IL SULMONESE NINO GIAMMARCO ESPONE A ROMA
“Sulmo mihi patria est”. E’ il titolo della mostra dedicata alle Metamorfosi di Ovidio che il sulmonese Nino Giammarco ha inaugurato ieri a Roma, negli spazi rinnovati della Ecos Gallery (Via Giulia, 81/A). Giammarco, esponente di primo piano del panorama artistico nazionale sin dagli anni ’70, indaga il significato del mito attraverso la sapienza del dipinto, la maestria tecnica dell’opera musiva e il disegno su pergamena. Originario di Sulmona, che diede i natali anche a Ovidio, l’artista ha ripercorso i temi cari al sommo poeta cercandone l’interpretazione autentica e, nello stesso tempo, una contestualizzazione nei fenomeni della contemporaneità attraverso il linguaggio dell’arte. Dal Ratto di Europa all’Apollo e Dafne fino a giungere alla Caduta di Icaro, le tele intrecciano storie in un ritmo serrato mentre nella produzione musiva, che richiama le antiche composizioni romane per l’utilizzo della bicromia bianca e nera, l’incedere del lavoro scorre pazientemente.
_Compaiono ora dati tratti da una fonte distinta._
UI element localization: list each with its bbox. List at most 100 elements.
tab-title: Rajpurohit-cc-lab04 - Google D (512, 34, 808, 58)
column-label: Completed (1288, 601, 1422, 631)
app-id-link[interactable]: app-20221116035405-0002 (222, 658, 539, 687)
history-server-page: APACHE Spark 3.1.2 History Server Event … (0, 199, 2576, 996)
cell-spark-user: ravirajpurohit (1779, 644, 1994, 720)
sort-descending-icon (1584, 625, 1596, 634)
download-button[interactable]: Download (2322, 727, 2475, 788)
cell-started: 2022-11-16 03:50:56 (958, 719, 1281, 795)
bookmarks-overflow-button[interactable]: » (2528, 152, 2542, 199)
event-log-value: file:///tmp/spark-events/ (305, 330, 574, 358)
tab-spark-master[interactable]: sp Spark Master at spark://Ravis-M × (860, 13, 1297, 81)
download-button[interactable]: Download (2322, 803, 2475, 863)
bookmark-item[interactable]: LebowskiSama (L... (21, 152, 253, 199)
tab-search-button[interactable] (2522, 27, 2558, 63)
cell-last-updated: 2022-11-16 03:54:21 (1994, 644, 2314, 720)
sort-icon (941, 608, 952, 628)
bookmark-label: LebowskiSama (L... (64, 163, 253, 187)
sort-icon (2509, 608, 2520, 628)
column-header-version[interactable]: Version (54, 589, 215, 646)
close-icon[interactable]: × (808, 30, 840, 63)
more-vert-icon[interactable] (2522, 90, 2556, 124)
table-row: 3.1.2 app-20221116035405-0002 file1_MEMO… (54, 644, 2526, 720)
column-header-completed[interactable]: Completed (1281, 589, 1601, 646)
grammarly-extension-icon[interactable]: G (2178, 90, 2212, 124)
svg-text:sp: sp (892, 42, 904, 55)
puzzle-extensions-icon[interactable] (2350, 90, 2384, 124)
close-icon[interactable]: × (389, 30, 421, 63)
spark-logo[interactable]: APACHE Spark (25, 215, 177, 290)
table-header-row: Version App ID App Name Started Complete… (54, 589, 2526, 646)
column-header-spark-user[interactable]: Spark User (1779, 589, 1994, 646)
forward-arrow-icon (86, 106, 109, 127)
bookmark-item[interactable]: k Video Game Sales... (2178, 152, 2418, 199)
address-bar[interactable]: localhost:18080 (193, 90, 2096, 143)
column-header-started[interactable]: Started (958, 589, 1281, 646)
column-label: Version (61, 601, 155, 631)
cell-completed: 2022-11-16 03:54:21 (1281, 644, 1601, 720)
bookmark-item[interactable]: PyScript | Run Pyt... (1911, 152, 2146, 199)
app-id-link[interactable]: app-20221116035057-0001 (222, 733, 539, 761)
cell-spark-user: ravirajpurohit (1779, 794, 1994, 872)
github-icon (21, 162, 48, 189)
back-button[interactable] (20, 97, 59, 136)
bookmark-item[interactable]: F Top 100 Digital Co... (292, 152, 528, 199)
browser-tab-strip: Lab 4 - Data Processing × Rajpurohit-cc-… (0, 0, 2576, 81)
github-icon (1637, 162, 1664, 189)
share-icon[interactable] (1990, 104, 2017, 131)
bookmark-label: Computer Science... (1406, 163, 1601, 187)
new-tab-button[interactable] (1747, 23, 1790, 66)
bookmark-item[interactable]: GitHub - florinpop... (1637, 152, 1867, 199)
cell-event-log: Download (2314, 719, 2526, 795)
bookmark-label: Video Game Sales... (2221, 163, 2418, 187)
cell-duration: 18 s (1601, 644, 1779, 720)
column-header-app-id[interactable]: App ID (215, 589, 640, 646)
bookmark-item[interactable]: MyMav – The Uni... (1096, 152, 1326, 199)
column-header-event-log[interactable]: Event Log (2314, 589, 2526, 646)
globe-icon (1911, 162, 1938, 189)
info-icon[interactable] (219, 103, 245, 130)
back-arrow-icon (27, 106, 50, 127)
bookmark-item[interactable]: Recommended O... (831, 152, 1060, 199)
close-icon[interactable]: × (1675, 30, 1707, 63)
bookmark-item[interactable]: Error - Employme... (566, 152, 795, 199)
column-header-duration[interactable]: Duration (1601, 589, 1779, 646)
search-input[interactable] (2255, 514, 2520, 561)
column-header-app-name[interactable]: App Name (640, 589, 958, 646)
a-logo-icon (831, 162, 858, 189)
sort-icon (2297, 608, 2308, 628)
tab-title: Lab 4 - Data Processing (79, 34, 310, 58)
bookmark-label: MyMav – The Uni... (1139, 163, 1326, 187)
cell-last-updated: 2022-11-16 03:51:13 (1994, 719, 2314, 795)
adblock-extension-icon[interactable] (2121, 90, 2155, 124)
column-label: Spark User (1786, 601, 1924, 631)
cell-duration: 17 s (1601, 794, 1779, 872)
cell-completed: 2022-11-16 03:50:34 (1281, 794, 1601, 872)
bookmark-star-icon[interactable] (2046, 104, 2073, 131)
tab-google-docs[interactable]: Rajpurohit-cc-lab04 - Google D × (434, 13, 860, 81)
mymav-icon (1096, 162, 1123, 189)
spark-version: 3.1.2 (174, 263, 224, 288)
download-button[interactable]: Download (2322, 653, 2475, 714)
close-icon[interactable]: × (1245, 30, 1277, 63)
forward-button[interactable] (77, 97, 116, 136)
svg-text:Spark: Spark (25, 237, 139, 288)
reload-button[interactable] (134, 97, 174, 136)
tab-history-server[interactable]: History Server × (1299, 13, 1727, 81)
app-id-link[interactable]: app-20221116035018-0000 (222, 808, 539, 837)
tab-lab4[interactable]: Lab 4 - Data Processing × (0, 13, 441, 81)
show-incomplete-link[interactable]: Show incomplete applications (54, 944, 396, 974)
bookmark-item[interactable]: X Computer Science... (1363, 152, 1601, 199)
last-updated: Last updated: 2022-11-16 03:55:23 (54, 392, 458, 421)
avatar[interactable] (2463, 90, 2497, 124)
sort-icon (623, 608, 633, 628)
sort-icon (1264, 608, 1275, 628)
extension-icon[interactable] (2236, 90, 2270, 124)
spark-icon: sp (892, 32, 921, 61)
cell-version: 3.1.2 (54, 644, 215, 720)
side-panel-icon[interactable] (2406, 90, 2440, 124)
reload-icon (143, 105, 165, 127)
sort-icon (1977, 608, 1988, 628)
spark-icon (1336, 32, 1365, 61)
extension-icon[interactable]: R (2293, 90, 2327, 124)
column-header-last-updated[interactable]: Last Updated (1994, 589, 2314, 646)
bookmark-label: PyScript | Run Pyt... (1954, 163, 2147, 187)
“Gli elementi scultorei prodotti dall’artista – scrive nel testo critico in catalogo la critica d’arte Alessia Carlino – sono la somma di un compendio di storia dell’arte: il legno e il bronzo fuso a cera persa edificano i soggetti divini in un pathos senza eguali. Il Prometeo, intagliato nell’ulivo, possiede strette corrispondenze con i soggetti iconografici dediti a raccontare la passione di Cristo; il protagonista della tragedia di Eschilo appare legato ad un tronco in attesa della sua punizione divina, di quel rapace che ogni giorno squarcia le ventri e ne provoca un dolore estenuante”
“Nelle parole che chiudono il Trattato della Pittura di Cennino Cennini – aggiunge la Carlino – è custodita una verità inappellabile: il mestiere dell’arte è il prodotto di fatiche e sudore, nella sua essenza vi è la sostanza di forza e grazia, di potenza e decadenza, di splendore e cupezza.
Nino Giammarco è un artista che ha sondato ogni aspetto del mestiere; nei suoi gesti sapienti, nelle tracce del suo percorso espressivo è possibile incontrare quel monito che Cennini lasciava ai suoi lettori, una preghiera rivolta a santi cristiani in cui poter trovare i doni di “questo mondo” che permettano ad un artista di scoprire la ragione nell’intraprendere un sentiero tortuoso e colmo di ombre da sfidare.”